Kendi kendime konuşmam bittikten sonra saçımı topuz yapıp aşağıya indim . Evde yine bir ölü sessizliği. Şimdi bu evden gökkuşağı geçse geçen renklerin yanında siyahta olurdu . Etrafa bir baktım kimse yoktu . Kahvaltı masası olduğu gibi duruyordu belli ki kimse bir şey yememişti ya da yine bir gürültü kopup herkes kendi kabuğuna çekilmişti fazla da merak etmiyordum zaten . Yinede annemin odasına gidip bakmak istedim. Yukarı doğru tekrar çıktım . Odasının kapısı hafif aralıktı yaklaştıkça iç çekerek oluşan hıçkırık sesi daha fazla geliyordu . İçeri hemen girmeden kapının arasından baktım . Yüzü bana çaprazdı. Annemin önünde bir sürü beyaz kağıtlar vardı mektup gibiydi . Onlara baktıkça ağlıyordu . Yerde bir kaç tane de fotoğraf vardı . Ne olduğunu anlamadım . Annem neden ağlıyordu neydi onlar ? Babam neredeydi? Kafamda yine milyonlarca soruyla bir anda anneme seslendim kapıdan : "Anne iyi misin ? " . Sesimi duyar duymaz elinde ne var ne yok hemen yastığın altına attı . O kadar telaşlıydı ki yüzündeki telaş beni gördükçe korkuya dönüşmüştü "Anne ne oluyor " dedim içeri dalarak. Annem bir yandan gözlerini siliyordu elinin tersiyle. "Yok bir şey Asmin iyiyim kızım " dedi annem hiç yalan söyleyemezdi hemen anladım . "Neden ağlıyorsun anne neyin var ne sakladın öyle " dedim hafif sinirlenmeye hazır bir şekilde ." Asmin her zaman ki şeyler babanla kavga ettik " dedi çaresiz bir şekilde daha fazla soru sorsam ağlıcaktı. "Peki ne anne o sakladıkların "dedim yastığın altına bakmaya çalışırken . Kolumdan tuttu sarıldı sarıldıkça ağladı . "Babanla eski aşık olduğumuz dönemlerdeki mektuplaşmalar içime dokunuyor aglıyorum işte bu halimize ama sen takma kafana tamam mı güzel kızım " dedi eliyle yüzümü tutarken . Yutkunamadım ilk defa kendimi bu kadar çaresiz hissettim. Elimden hiçbir şey gelmiyordu . Gözlerim dolu bir şekilde : Anne babam seni neden üzüyor, bizi neden üzüyor? " dedim. "Olur böyle şeyler kızım biz ikimizde seni çok seviyoruz " dedi eliyle gözyaşlarımı silerek . Ama kendi gözyaşları hala akıyordu. Elini indirip gözyaşların dan öptüm annemin . Öptükçe kalbimdeki yangın dudagımı yaktı .

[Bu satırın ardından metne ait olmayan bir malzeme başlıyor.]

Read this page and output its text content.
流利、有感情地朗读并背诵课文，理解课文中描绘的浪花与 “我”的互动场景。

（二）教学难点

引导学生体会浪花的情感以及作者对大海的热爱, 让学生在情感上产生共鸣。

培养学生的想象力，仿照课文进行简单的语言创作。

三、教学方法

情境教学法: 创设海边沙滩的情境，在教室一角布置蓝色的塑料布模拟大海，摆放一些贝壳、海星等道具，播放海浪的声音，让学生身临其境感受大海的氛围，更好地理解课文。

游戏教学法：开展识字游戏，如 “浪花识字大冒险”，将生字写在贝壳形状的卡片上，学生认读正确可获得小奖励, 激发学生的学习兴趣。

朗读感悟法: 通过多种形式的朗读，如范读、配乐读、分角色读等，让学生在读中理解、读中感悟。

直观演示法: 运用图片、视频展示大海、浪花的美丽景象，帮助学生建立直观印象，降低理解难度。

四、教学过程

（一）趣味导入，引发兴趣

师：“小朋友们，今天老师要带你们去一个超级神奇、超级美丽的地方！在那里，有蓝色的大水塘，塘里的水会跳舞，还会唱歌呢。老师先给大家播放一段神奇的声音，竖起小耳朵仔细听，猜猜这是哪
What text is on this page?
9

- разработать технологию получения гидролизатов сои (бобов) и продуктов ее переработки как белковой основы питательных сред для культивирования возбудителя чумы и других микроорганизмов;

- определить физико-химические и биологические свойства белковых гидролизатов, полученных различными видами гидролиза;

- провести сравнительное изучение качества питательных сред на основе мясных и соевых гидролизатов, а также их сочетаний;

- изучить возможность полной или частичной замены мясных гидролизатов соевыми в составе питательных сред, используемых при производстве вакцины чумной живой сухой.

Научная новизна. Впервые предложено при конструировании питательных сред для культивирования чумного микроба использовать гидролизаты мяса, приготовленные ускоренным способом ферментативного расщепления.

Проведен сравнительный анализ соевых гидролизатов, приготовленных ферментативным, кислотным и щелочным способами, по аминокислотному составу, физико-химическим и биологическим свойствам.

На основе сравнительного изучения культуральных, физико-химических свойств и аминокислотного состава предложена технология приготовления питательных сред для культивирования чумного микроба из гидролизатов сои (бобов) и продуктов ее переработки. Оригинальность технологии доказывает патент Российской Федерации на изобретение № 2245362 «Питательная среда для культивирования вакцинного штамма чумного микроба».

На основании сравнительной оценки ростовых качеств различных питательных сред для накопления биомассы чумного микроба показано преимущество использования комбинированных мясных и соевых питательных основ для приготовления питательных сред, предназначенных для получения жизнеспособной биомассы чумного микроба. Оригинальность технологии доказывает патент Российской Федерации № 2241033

Aldım annemi aşağıya indim . Hava alsın diye balkona çıkardım . Şimdi biraz daha kendisine gelmişti . Annem biraz daha iyi olunca odama çıktım. Her terafı dağıtasım vardı tüm bu evi İçimin yangınıyla ateşe verebilirdim. Artık buradan kurtulmak istiyordum . Kaçmak istiyordum neresi olursa olsun bağırmak istiyordum kim olursa olsun . Hızlı bir şekilde karar alıp üstümü değiştirdim . Dışarı çıkıp dolaşmak geldi içimden . Annemi de daha iyi görünce daha rahat bir şekilde çıktım dışarı . Nereye gideceğime dair ufacık bir fikir yoktu kafamda. Sadece yürüdüm tüm sokakları dolaşmak istedim , dolaştım . Düşünmek istedim her şeyi neler yaşadığımı ne hissettiğimi. Ne istediğimi sordum kendime . Sevgi istedim sevilmek istedim . Güvenebileceğim bir kimse istedim . Omzuna başımı koyup ağlamak istedim . Ben Yankı'yı istedim . Ona o kadar ihtiyacım vardı ki herkes gitse tek o kalsın isterdim . Dolaştım dolaştıkça tüm anılar içime doldu. Okulun sokaklarını gezdim . Yankı 'yı gördüğüm yerlere baktım . Mirayla öğlen arası oturduğumuz cafelere baktım . Biraz daha ileride ki sokağa geldim . Yankı'yla konuştuğum sokak, arkasını dönüp gittiği yer, benim öylece arkasından baktığım kaldırımlar ... Sokağa baktım başımı kaldırdım gökyüzüne baktım her şey siyahtı bana . Ben hala buradaydım ama onun izi bile kalmamıştı bu yollarda . Kokusu bile gelmiyordu havada . Dayanamıyordum onu bulmak istedim . Yaptığı her şeyin nedenini sormak istedim . Buna hakkım vardı bunları bilmek bu kadar acıma lazımdı . Nasıl ulaşırım ona diye düşündüm . Ailesini diğer arkadaşlarını pek tanımıyordum. Tek tanıdığım Doruk vardı . Evet Doruk onun yanına gitsem belki bilirdi bir şeyler . Kararımı verip yürüdüm . Miray birkaç kez anlattığı için biliyordum evlerini . Kapıdan girerken hala kuşkularım vardı ama her şeyi unutup kapılarını çaldım . Kapıyı Doruk açtı .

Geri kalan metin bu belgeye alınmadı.